Was „Suspiria“ trotz unbestreitbarer, narrativer Schwächen – darüber muss bei Argento definitiv nicht gestritten werden -, über jeden Zweifel erhaben macht, ist seine einzigartige Inszenierung, für die es bis heute kein vergleichbares Material gibt. Wer auf eine lückenlose, stringente Geschichte hofft, hat mit Zitronen gehandelt, da war Argento nur selten gut und im Idealfall (wie hier) spielte das keine Geige. „Suspiria“ entführt uns wie seine Protagonistin Suzy (Jessica Harper, „Mädchen in den Krallen teuflischer Bestien“) bereits in den ersten Minuten in ein Paralleluniversum. Sobald sich die Türen des schützenden (Flug)Hafens öffnen, ist es um alle Beteiligten geschehen. Der Regen peitscht und GOBLIN ächzen ihr schaurig-schönes Lied des Schreckens, das einem wie ein Parasit im Nacken sitzt. Neben den Arbeiten von John Carpenter haben GOBLIN den Horrorfilm akustisch geprägt, hier ganz besonders.

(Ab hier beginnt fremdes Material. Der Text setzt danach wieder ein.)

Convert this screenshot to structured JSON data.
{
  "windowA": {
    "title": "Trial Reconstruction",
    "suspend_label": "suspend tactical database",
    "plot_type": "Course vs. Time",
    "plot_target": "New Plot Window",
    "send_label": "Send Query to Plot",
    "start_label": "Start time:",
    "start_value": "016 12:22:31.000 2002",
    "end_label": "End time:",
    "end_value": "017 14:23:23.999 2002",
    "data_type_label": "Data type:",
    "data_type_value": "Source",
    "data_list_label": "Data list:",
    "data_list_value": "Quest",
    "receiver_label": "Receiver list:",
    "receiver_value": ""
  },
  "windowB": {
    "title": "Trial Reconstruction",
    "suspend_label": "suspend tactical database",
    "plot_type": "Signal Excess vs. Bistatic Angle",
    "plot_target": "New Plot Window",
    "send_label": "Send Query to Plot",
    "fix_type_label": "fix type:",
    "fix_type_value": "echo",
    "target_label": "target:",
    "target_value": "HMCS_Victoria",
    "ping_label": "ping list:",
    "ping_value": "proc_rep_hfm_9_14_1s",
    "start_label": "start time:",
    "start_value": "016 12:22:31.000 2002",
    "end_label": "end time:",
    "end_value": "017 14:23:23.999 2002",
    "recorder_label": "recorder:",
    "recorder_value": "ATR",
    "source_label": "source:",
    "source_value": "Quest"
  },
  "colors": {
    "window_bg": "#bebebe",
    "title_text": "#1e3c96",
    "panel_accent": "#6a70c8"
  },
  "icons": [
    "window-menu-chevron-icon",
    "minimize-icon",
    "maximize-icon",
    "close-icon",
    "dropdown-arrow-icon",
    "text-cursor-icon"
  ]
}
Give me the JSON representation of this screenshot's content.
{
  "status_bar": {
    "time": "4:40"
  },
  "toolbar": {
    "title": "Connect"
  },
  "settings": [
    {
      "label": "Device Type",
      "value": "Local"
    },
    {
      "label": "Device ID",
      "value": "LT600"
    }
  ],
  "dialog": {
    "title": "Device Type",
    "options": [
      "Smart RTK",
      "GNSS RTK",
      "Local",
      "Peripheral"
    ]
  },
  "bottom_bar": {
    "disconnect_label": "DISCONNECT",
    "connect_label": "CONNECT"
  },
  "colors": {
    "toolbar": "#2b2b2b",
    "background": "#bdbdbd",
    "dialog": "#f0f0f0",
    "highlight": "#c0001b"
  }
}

Die musikalische Untermalung müsste eigentlich als Nonplusultra des Films angesehen werden, wenn sich Argento nicht auf seinem heute noch kaum zu glaubenden Höhepunkt befunden hätte. Was er allein durch Bildsprache kreiert, schafft kein aktueller (Genre)Film mit allem Drumherum. Ein Farbenspiel der Extraklasse, nicht willkürlich gewählt, sondern als (teil sogar bewusst irritierender) Leitfaden arrangiert. Tödliches Rot, trügerisch-hoffnungsvolles Grün, erleuchtendes Gelb, kühl-beruhigendes Blau, in einem exzessiven Wechselspiel der Emotionen. Alles vereint sich in einem Finale, dem nichts mehr hinzuzufügen ist. Insbesondere deshalb tragisch, wie sehr die Trilogie den Bach runter ging. Damit ist nicht (der schwächere) „Horror Infernal“ gemeint, sondern explizit „The Mother of Tears“, da war Argento bereits das kümmerliche Männlein, das gezeichnet von schweren Tränensäcken über seine alten Erfolge sinniert und offenbar nicht versteht, was diese ausmacht oder wenigstens, wo er sich gerade befindet.
Fazit
Was ist eigentlich Horror? Man kann die schlimmsten Gräueltaten detailliert darstellen und trotzdem lässt es einen kalt. Nicht, weil man abgestumpft ist (oder nicht nur), sie erreichen einen nicht. "Suspiria" ist ein Rausch, ein betörender Strudel aus Farb- und Klangkompositionen, die diese mysteriöse Schauergeschichte zu einem einzigartigen, unvergesslichen Filmerlebnis machen. Dario Argento verstand es seiner Zeit, die unterbewusste, unerklärliche Angst in uns zu wecken und über knapp 100 Minuten in einem expressionistischen, sagenhaften Fiebertraum im Knusperhäuschen zu bündeln und manifestieren, ein Meisterstück. Nicht von dieser Welt, und das ist gut so. Wer bei dem Dialog von Jessica Harper und Stefania Casin - ummantelt von der Farbe des Todes und dem Röcheln der Mutter – nicht den Atem anhält, ist kaputter als Argento’s letzte Filme. Ein sich immer wieder neu erfindendes Gemälde des Schreckens, zeitlos erschlagend, ergötzend. Deshalb dreht man Filme und schreibt keine Bücher. Wer sich noch nie in den endlosen Fluren der gespenstischen Tanzschule im Breisgau verirrt hat, weist eine filmische Bildungslücke auf, die schnellstens behoben werden sollte.